IPOs: Wine Seller Jiuxian, Dangdang Write Off New York

Bottom line: Jiuxian’s decision to list in China and Dangdang’s continued effort to de-list from New York show that low-quality Chinese firms will have difficulty getting attention from US investors and are probably better listing in their home market.

Jiuxian wine cellar to list on China’s OTC

Two news items continue to show a growing distaste for New York by Chinese web firms, led by word that veteran online wine seller Jiuxian has just received approval for an IPO on China’s over-the-counter (OTC) board. The second items comes from veteran e-commerce site Dangdang (NYSE: DANG), whose outspoken CEO is quoted complaining about his company’s low valuation and saying his plans are moving forward to de-list from New York and re-list in China.

The most commonly heard theme to these stories is that Chinese firms can get better valuations in their home market than New York, because their names are more recognized in China. But another theme that gets far less attention is that many of these complaining companies are simply low-quality products whose only real attraction is their “made in China” label.

Thus names like Jiuxian and Dangdang probably wouldn’t draw any attention at all from investors if they were US Internet companies, and their shares might fare even more poorly than they do now. But it’s always more convenient to blame investors for your woes, when perhaps leaders like Dangdang co-founder and CEO Li Guoqing should be looking in the mirror when deciding where to place blame.

Let’s begin with Jiuxian, which looked like a hot company when  it emerged 5 years ago as a first-mover into the hot market for selling imported wines online. But as often happens in China, the company ran into trouble when many others piled into the market, creating stiff competition.

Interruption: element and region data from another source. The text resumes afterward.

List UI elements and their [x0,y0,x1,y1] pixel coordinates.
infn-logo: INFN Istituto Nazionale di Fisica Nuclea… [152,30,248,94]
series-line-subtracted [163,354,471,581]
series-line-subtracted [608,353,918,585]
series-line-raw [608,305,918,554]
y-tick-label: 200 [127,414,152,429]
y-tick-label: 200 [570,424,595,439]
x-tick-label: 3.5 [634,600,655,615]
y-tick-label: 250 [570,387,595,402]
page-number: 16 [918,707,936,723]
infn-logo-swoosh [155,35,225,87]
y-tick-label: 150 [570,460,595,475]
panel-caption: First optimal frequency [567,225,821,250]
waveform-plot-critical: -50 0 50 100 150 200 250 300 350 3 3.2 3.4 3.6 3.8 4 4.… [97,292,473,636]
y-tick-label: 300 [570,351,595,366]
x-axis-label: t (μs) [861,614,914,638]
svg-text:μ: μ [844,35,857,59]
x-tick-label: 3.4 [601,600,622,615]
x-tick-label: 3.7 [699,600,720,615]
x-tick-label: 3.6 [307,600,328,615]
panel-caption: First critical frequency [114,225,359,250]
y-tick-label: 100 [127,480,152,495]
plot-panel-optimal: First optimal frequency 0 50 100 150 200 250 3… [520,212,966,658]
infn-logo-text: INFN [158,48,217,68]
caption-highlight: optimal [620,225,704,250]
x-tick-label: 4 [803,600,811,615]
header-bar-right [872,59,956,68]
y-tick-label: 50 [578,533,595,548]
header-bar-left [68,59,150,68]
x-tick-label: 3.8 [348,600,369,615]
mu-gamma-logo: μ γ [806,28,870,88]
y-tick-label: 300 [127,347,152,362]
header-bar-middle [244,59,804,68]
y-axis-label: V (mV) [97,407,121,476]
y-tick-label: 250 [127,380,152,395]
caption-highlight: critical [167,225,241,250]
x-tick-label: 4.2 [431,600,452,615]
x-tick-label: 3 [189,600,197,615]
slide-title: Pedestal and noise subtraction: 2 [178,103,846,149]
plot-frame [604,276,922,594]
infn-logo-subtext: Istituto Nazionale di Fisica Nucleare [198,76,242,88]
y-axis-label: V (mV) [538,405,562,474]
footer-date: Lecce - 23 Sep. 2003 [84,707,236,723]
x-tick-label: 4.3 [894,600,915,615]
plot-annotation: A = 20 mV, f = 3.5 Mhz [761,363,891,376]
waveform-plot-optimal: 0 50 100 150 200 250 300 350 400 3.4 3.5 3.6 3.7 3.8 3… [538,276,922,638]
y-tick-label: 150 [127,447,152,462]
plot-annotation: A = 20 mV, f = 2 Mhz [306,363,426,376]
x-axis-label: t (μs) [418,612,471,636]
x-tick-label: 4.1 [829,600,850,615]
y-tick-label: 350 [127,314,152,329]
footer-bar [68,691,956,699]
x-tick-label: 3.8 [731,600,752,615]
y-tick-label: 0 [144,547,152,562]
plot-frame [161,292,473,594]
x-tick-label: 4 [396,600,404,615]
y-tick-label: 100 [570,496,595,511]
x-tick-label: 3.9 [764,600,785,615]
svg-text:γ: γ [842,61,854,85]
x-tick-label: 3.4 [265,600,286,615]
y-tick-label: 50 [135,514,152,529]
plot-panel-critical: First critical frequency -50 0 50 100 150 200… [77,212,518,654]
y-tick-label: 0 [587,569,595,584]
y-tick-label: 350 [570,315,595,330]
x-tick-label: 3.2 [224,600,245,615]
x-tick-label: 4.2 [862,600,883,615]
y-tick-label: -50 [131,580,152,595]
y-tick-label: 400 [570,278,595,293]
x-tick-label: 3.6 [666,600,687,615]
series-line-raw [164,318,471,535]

At the same time, the country’s wine craze has started to fade, especially with Beijing’s frugality campaign and as China’s economy slows.

As a result, Jiuxian was forced to go to private investors for its seventh funding round in July, and even then raised a relatively modest 500 million yuan ($78 million). (previous post) The company is also showing no signs of becoming profitable anytime soon, losing 287 million yuan last year and 53 million yuan in this year’s first quarter. Against that backdrop, it’s not hard to see why Jiuxian’s investors are probably becoming impatient and have pressured the company to list on China’s low-brow OTC market.

Not Ready for New York

A Jiuxian official revealed his company was approved for the listing on the board, also sometimes called the Third Board, on September 30. (Chinese article) The only other noteworthy thing in the report is a quote by an unnamed company official saying Jiuxian abandoned its earlier plans for a New York listing because its financials would have had difficulty meeting Nasdaq standards. The bottom line is that no investor likes a money-losing company regardless of whether it’s American or Chinese.

That takes us to Dangdang, China’s earliest US-listed e-commerce firm, whose own profit record is also quite spotty. The company was losing money for several years before briefly returning to the black, only to fall back into the loss column recently. Put simply, Dangdang squandered its early lead in China’s booming e-commerce market by failing to innovate, and is now just a tiny player well behind leaders Alibaba (NYSE: BABA) and JD.com (Nasdaq: JD).

But of course CEO Li Guoqing blames his company’s sagging shares on unappreciative investors, and in July Dangdang announced a plan to privatize with an eventual aim of re-listing in China. (previous post) The latest reports cite Li at an industry event detailing how undervalued his company is compared to other Chinese e-commerce firms. (Chinese article)

The reports also cite him saying he is moving ahead with his plan to privatize Dangdang, even though I’ve previously said up to half of the 3 dozen similar buyout offers announced this year could collapse due to volatility on China’s stock markets. Now that the markets appear to be stabilizing, perhaps some of these privatization plans will move forward. If that happens some US investors may be sad to see Dangdang leave, but most probably won’t even notice.